The National Youth Consensus for Peace (NYCP) is a movement of youth-led organizations and young leaders from all the 34 provinces of Afghanistan, advancing the role of youth in the Afghan Peace Process.
By Mohammad Yahya Qanie
Views reflect those of the author(s) and not One Young World.
In spite of Afghan youth’s major role to strengthen Afghanistan’s delicate democracy, young Afghans, the country’s today’s leaders and future’s shapers, have been largely excluded from this peace process. This is not only contrary to common expectations; it also goes against the U.N. Security Council resolution 2513 in March 2020 when it stresses on the “importance of the effective and meaningful participation of youth in the peace process” and states that “any political settlement must respond to the strong desire of Afghans to sustain gains achieved since 2001.”
In Afghanistan, this lack of inclusion matters even more than in most countries. The Afghan youth, defined as aged 18–35 years old by the country’s National Youth Policy, constitutes more than 67% of the population, with a national average age of 18.4 years old, making Afghanistan the youngest country in the world outside the continent of Africa.
The young Afghans consist of the most educated populace the country has ever seen.
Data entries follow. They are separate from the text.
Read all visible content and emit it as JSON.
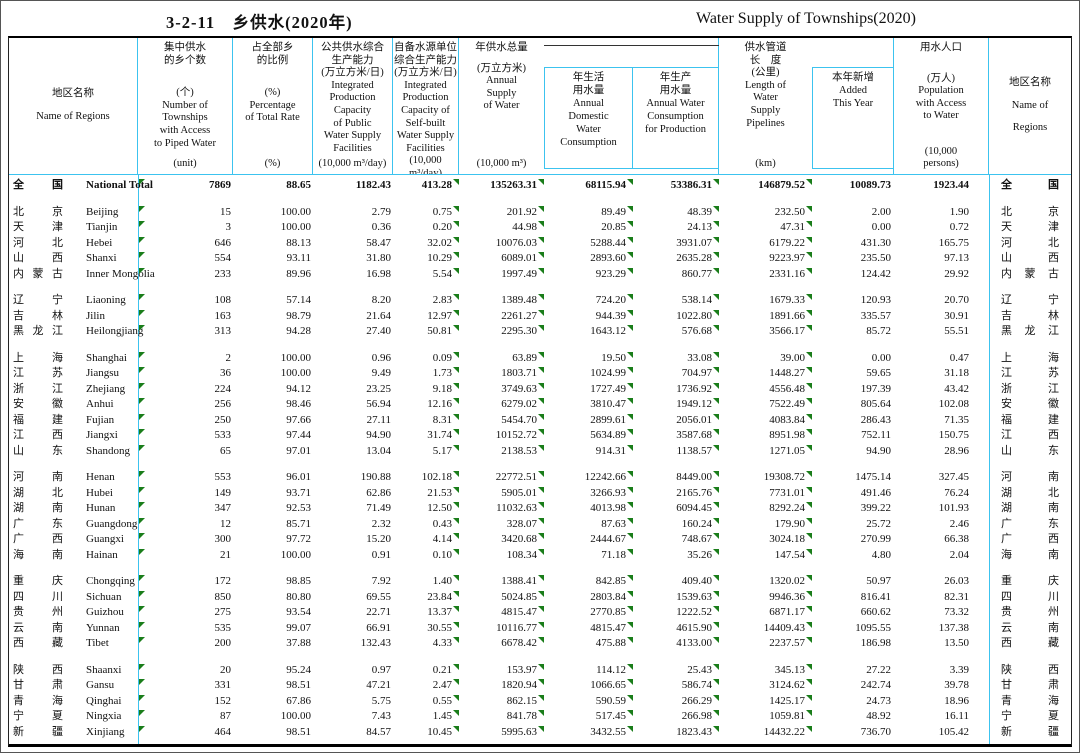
{
  "title": {
    "cn": "3-2-11　乡供水(2020年)",
    "en": "Water Supply of Townships(2020)"
  },
  "colors": {
    "grid_cyan": "#3cc3ef",
    "marker_green": "#1a7d1a",
    "border_black": "#000000"
  },
  "header": {
    "region_left": {
      "cn": "地区名称",
      "en": "Name of Regions"
    },
    "region_right": {
      "cn": "地区名称",
      "en": [
        "Name of",
        "Regions"
      ]
    },
    "columns": [
      {
        "key": "townships",
        "cn": [
          "集中供水",
          "的乡个数"
        ],
        "mid": [
          "(个)",
          "Number of",
          "Townships",
          "with  Access",
          "to Piped Water"
        ],
        "unit": [
          "(unit)"
        ]
      },
      {
        "key": "percentage",
        "cn": [
          "占全部乡",
          "的比例"
        ],
        "mid": [
          "(%)",
          "Percentage",
          "of Total Rate"
        ],
        "unit": [
          "(%)"
        ]
      },
      {
        "key": "public-capacity",
        "cn": [
          "公共供水综合",
          "生产能力",
          "(万立方米/日)"
        ],
        "mid": [
          "Integrated",
          "Production",
          "Capacity",
          "of Public",
          "Water Supply",
          "Facilities"
        ],
        "unit": [
          "(10,000 m³/day)"
        ]
      },
      {
        "key": "self-built-capacity",
        "cn": [
          "自备水源单位",
          "综合生产能力",
          "(万立方米/日)"
        ],
        "mid": [
          "Integrated",
          "Production",
          "Capacity of",
          "Self-built",
          "Water Supply",
          "Facilities"
        ],
        "unit": [
          "(10,000 m³/day)"
        ]
      },
      {
        "key": "annual-supply",
        "cn": [
          "年供水总量"
        ],
        "mid": [
          "(万立方米)",
          "Annual",
          "Supply",
          "of Water"
        ],
        "unit": [
          "(10,000 m³)"
        ]
      },
      {
        "key": "domestic",
        "box": true,
        "lines": [
          "年生活",
          "用水量",
          "Annual",
          "Domestic",
          "Water",
          "Consumption"
        ]
      },
      {
        "key": "production",
        "box": true,
        "lines": [
          "年生产",
          "用水量",
          "Annual Water",
          "Consumption",
          "for Production"
        ]
      },
      {
        "key": "pipelines",
        "cn": [
          "供水管道",
          "长　度"
        ],
        "mid": [
          "(公里)",
          "Length of",
          "Water",
          "Supply",
          "Pipelines"
        ],
        "unit": [
          "(km)"
        ]
      },
      {
        "key": "added",
        "box": true,
        "lines": [
          "本年新增",
          "Added",
          "This Year"
        ]
      },
      {
        "key": "population",
        "cn": [
          "用水人口"
        ],
        "mid": [
          "(万人)",
          "Population",
          "with Access",
          "to Water"
        ],
        "unit": [
          "(10,000",
          "persons)"
        ]
      }
    ]
  },
  "marker_value_columns": [
    3,
    4,
    5,
    6,
    7
  ],
  "groups": [
    [
      {
        "cn": [
          "全",
          "国"
        ],
        "en": "National Total",
        "bold": true,
        "values": [
          "7869",
          "88.65",
          "1182.43",
          "413.28",
          "135263.31",
          "68115.94",
          "53386.31",
          "146879.52",
          "10089.73",
          "1923.44"
        ]
      }
    ],
    [
      {
        "cn": [
          "北",
          "京"
        ],
        "en": "Beijing",
        "values": [
          "15",
          "100.00",
          "2.79",
          "0.75",
          "201.92",
          "89.49",
          "48.39",
          "232.50",
          "2.00",
          "1.90"
        ]
      },
      {
        "cn": [
          "天",
          "津"
        ],
        "en": "Tianjin",
        "values": [
          "3",
          "100.00",
          "0.36",
          "0.20",
          "44.98",
          "20.85",
          "24.13",
          "47.31",
          "0.00",
          "0.72"
        ]
      },
      {
        "cn": [
          "河",
          "北"
        ],
        "en": "Hebei",
        "values": [
          "646",
          "88.13",
          "58.47",
          "32.02",
          "10076.03",
          "5288.44",
          "3931.07",
          "6179.22",
          "431.30",
          "165.75"
        ]
      },
      {
        "cn": [
          "山",
          "西"
        ],
        "en": "Shanxi",
        "values": [
          "554",
          "93.11",
          "31.80",
          "10.29",
          "6089.01",
          "2893.60",
          "2635.28",
          "9223.97",
          "235.50",
          "97.13"
        ]
      },
      {
        "cn": [
          "内",
          "蒙",
          "古"
        ],
        "en": "Inner Mongolia",
        "values": [
          "233",
          "89.96",
          "16.98",
          "5.54",
          "1997.49",
          "923.29",
          "860.77",
          "2331.16",
          "124.42",
          "29.92"
        ]
      }
    ],
    [
      {
        "cn": [
          "辽",
          "宁"
        ],
        "en": "Liaoning",
        "values": [
          "108",
          "57.14",
          "8.20",
          "2.83",
          "1389.48",
          "724.20",
          "538.14",
          "1679.33",
          "120.93",
          "20.70"
        ]
      },
      {
        "cn": [
          "吉",
          "林"
        ],
        "en": "Jilin",
        "values": [
          "163",
          "98.79",
          "21.64",
          "12.97",
          "2261.27",
          "944.39",
          "1022.80",
          "1891.66",
          "335.57",
          "30.91"
        ]
      },
      {
        "cn": [
          "黑",
          "龙",
          "江"
        ],
        "en": "Heilongjiang",
        "values": [
          "313",
          "94.28",
          "27.40",
          "50.81",
          "2295.30",
          "1643.12",
          "576.68",
          "3566.17",
          "85.72",
          "55.51"
        ]
      }
    ],
    [
      {
        "cn": [
          "上",
          "海"
        ],
        "en": "Shanghai",
        "values": [
          "2",
          "100.00",
          "0.96",
          "0.09",
          "63.89",
          "19.50",
          "33.08",
          "39.00",
          "0.00",
          "0.47"
        ]
      },
      {
        "cn": [
          "江",
          "苏"
        ],
        "en": "Jiangsu",
        "values": [
          "36",
          "100.00",
          "9.49",
          "1.73",
          "1803.71",
          "1024.99",
          "704.97",
          "1448.27",
          "59.65",
          "31.18"
        ]
      },
      {
        "cn": [
          "浙",
          "江"
        ],
        "en": "Zhejiang",
        "values": [
          "224",
          "94.12",
          "23.25",
          "9.18",
          "3749.63",
          "1727.49",
          "1736.92",
          "4556.48",
          "197.39",
          "43.42"
        ]
      },
      {
        "cn": [
          "安",
          "徽"
        ],
        "en": "Anhui",
        "values": [
          "256",
          "98.46",
          "56.94",
          "12.16",
          "6279.02",
          "3810.47",
          "1949.12",
          "7522.49",
          "805.64",
          "102.08"
        ]
      },
      {
        "cn": [
          "福",
          "建"
        ],
        "en": "Fujian",
        "values": [
          "250",
          "97.66",
          "27.11",
          "8.31",
          "5454.70",
          "2899.61",
          "2056.01",
          "4083.84",
          "286.43",
          "71.35"
        ]
      },
      {
        "cn": [
          "江",
          "西"
        ],
        "en": "Jiangxi",
        "values": [
          "533",
          "97.44",
          "94.90",
          "31.74",
          "10152.72",
          "5634.89",
          "3587.68",
          "8951.98",
          "752.11",
          "150.75"
        ]
      },
      {
        "cn": [
          "山",
          "东"
        ],
        "en": "Shandong",
        "values": [
          "65",
          "97.01",
          "13.04",
          "5.17",
          "2138.53",
          "914.31",
          "1138.57",
          "1271.05",
          "94.90",
          "28.96"
        ]
      }
    ],
    [
      {
        "cn": [
          "河",
          "南"
        ],
        "en": "Henan",
        "values": [
          "553",
          "96.01",
          "190.88",
          "102.18",
          "22772.51",
          "12242.66",
          "8449.00",
          "19308.72",
          "1475.14",
          "327.45"
        ]
      },
      {
        "cn": [
          "湖",
          "北"
        ],
        "en": "Hubei",
        "values": [
          "149",
          "93.71",
          "62.86",
          "21.53",
          "5905.01",
          "3266.93",
          "2165.76",
          "7731.01",
          "491.46",
          "76.24"
        ]
      },
      {
        "cn": [
          "湖",
          "南"
        ],
        "en": "Hunan",
        "values": [
          "347",
          "92.53",
          "71.49",
          "12.50",
          "11032.63",
          "4013.98",
          "6094.45",
          "8292.24",
          "399.22",
          "101.93"
        ]
      },
      {
        "cn": [
          "广",
          "东"
        ],
        "en": "Guangdong",
        "values": [
          "12",
          "85.71",
          "2.32",
          "0.43",
          "328.07",
          "87.63",
          "160.24",
          "179.90",
          "25.72",
          "2.46"
        ]
      },
      {
        "cn": [
          "广",
          "西"
        ],
        "en": "Guangxi",
        "values": [
          "300",
          "97.72",
          "15.20",
          "4.14",
          "3420.68",
          "2444.67",
          "748.67",
          "3024.18",
          "270.99",
          "66.38"
        ]
      },
      {
        "cn": [
          "海",
          "南"
        ],
        "en": "Hainan",
        "values": [
          "21",
          "100.00",
          "0.91",
          "0.10",
          "108.34",
          "71.18",
          "35.26",
          "147.54",
          "4.80",
          "2.04"
        ]
      }
    ],
    [
      {
        "cn": [
          "重",
          "庆"
        ],
        "en": "Chongqing",
        "values": [
          "172",
          "98.85",
          "7.92",
          "1.40",
          "1388.41",
          "842.85",
          "409.40",
          "1320.02",
          "50.97",
          "26.03"
        ]
      },
      {
        "cn": [
          "四",
          "川"
        ],
        "en": "Sichuan",
        "values": [
          "850",
          "80.80",
          "69.55",
          "23.84",
          "5024.85",
          "2803.84",
          "1539.63",
          "9946.36",
          "816.41",
          "82.31"
        ]
      },
      {
        "cn": [
          "贵",
          "州"
        ],
        "en": "Guizhou",
        "values": [
          "275",
          "93.54",
          "22.71",
          "13.37",
          "4815.47",
          "2770.85",
          "1222.52",
          "6871.17",
          "660.62",
          "73.32"
        ]
      },
      {
        "cn": [
          "云",
          "南"
        ],
        "en": "Yunnan",
        "values": [
          "535",
          "99.07",
          "66.91",
          "30.55",
          "10116.77",
          "4815.47",
          "4615.90",
          "14409.43",
          "1095.55",
          "137.38"
        ]
      },
      {
        "cn": [
          "西",
          "藏"
        ],
        "en": "Tibet",
        "values": [
          "200",
          "37.88",
          "132.43",
          "4.33",
          "6678.42",
          "475.88",
          "4133.00",
          "2237.57",
          "186.98",
          "13.50"
        ]
      }
    ],
    [
      {
        "cn": [
          "陕",
          "西"
        ],
        "en": "Shaanxi",
        "values": [
          "20",
          "95.24",
          "0.97",
          "0.21",
          "153.97",
          "114.12",
          "25.43",
          "345.13",
          "27.22",
          "3.39"
        ]
      },
      {
        "cn": [
          "甘",
          "肃"
        ],
        "en": "Gansu",
        "values": [
          "331",
          "98.51",
          "47.21",
          "2.47",
          "1820.94",
          "1066.65",
          "586.74",
          "3124.62",
          "242.74",
          "39.78"
        ]
      },
      {
        "cn": [
          "青",
          "海"
        ],
        "en": "Qinghai",
        "values": [
          "152",
          "67.86",
          "5.75",
          "0.55",
          "862.15",
          "590.59",
          "266.29",
          "1425.17",
          "24.73",
          "18.96"
        ]
      },
      {
        "cn": [
          "宁",
          "夏"
        ],
        "en": "Ningxia",
        "values": [
          "87",
          "100.00",
          "7.43",
          "1.45",
          "841.78",
          "517.45",
          "266.98",
          "1059.81",
          "48.92",
          "16.11"
        ]
      },
      {
        "cn": [
          "新",
          "疆"
        ],
        "en": "Xinjiang",
        "values": [
          "464",
          "98.51",
          "84.57",
          "10.45",
          "5995.63",
          "3432.55",
          "1823.43",
          "14432.22",
          "736.70",
          "105.42"
        ]
      }
    ]
  ]
}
However, they still face serious hurdles and prolonged lack of space for meaningful engagement in the country’s peace process, and decision makings in general.
“The government is just telling the world that they are engaging with the voices of the youth but in reality, it’s just for show, they’re not really listening to us.” Said Breshna Musazai, Peace Ambassador of One Young World and Member of National Youth Consensus for Peace, to Natasha Phillips at The Independent.
Considering the absence of Afghan youth’s meaningful participation in the peace process, a group of around 240 youth organizations and peace activists from all the 34 provinces of Afghanistan formed the “National Youth Consensus for Peace”; a two-fold mechanism aiming to: 1) raise awareness about the barriers to bring about peace in Afghanistan while voicing the demands of young Afghans in the run-up to the intra-Afghan peace talks; and to 2) present a mechanism, containing a set of constructive guidelines, to the government of Afghanistan and the international community for engagement of youth in the Afghan peace process.
The reality is that the generation of Afghan youth has only ever known war and violence, yet have long been on the front lines of peacebuilding - from mediating local disputes, to advocating for democratic processes, to creating their own space for supporting their fellows - pushing for an end to the country’s nearly four decades of war.
Young Afghans are innovative, optimistic, and resourceful. With the right tools and space, they - whom again, form the vast majority of the population - would have the ability to transform the country by affecting positive change into their communities, and by extension, into Afghanistan as a whole.
Above all and in spite of these challenges, young people are continuing to make a positive difference. They are active part and raining their voices, caring for their country and their future, supporting their peers and reaching out to help their country – and they have more to offer. The government of Afghanistan and International Community must support, recognize and respect their contribution.
Mohammad Yahya Qanie is an Afghan activist for the inclusion of youth in decision makings, the President of United Nations Association of Afghanistan, and Founder of the Kabul Model United Nations. Yahya Qanie has been awarded the Honorary Medal twice, in 2017 and 2019, for Youth Empowerment and his services to the community. He was also nominated for Asia 21 Young Leaders Award in 2018.